Hillary Clinton was the wealthiest candidate at the Democratic debate–by far.
24/7 Wall St. did an analysis of the net worth of each major candidate, This is what we found about Clinton:
> Net worth: $11 million — $53 million
In 2001, Hillary Clinton became the first female senator to represent New York State. After serving as Secretary of State in the Obama administration from 2009 to 2013, Clinton announced her candidacy for president yet again this past April. Clinton is currently outspending and outpacing her closest competitor, Senator Bernie Sanders, in fundraising. The Clinton campaign has raised more than $47.5 million, not including super PAC funding, and spent nearly $18.9 million — significantly more than the $16.4 million and $4.8 million the Sanders campaign has raised and spent, respectively. However, while 69% of of Sanders’ campaign contributions have come from small individual donations, while only 17% of Clinton’s contributions have come from small individual donations.
Hillary Clinton is worth at least $11 million, and as much as $53 million, which includes her husband Bill’s substantial net worth. Much of the net worth Hillary is directly responsible for includes the income she earned through investments, her book, and speaking fees since her time working for the government. Over the past several years, Clinton and her husband have spent hundreds of thousands of dollars on summer rentals in the Hamptons. Some of Clinton’s influential campaign donors have urged her not to rent another home in the Hamptons while campaigning for fear she could be dubbed an elitist.
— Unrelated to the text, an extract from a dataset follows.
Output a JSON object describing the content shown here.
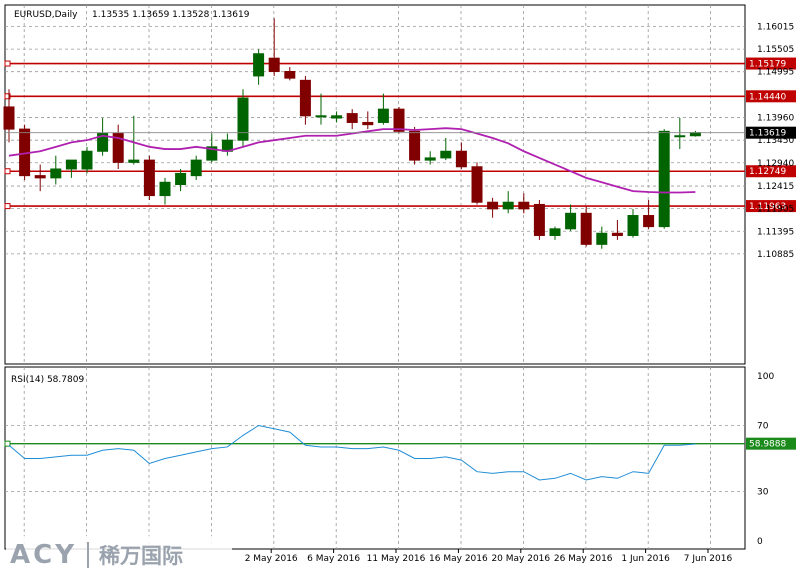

To identify the net worth of each presidential candidate, 24/7 Wall St. reviewed the most recent tax filings of the highest-polling Republican presidential candidates, as well as the two highest-polling Democratic presidential candidates. Each candidate’s poll is an average of four widely recognized surveys of American opinion, including CNN and Fox. In order to determine ranges for each of these candidates we relied on the best available data from at least one of the following sources: analyses from third-party sources of personal financial disclosures provided to the Federal Election Commission (FEC), statements made by the candidates’ campaigns, and in the case of current members of congress, specific net worth values obtained by The Center for Responsive Politics through 2013 tax filings. The Center also provided campaign finance figures. We also considered campaign contribution totals, which each candidate for president is required to submit to the Federal Election Commission (FEC).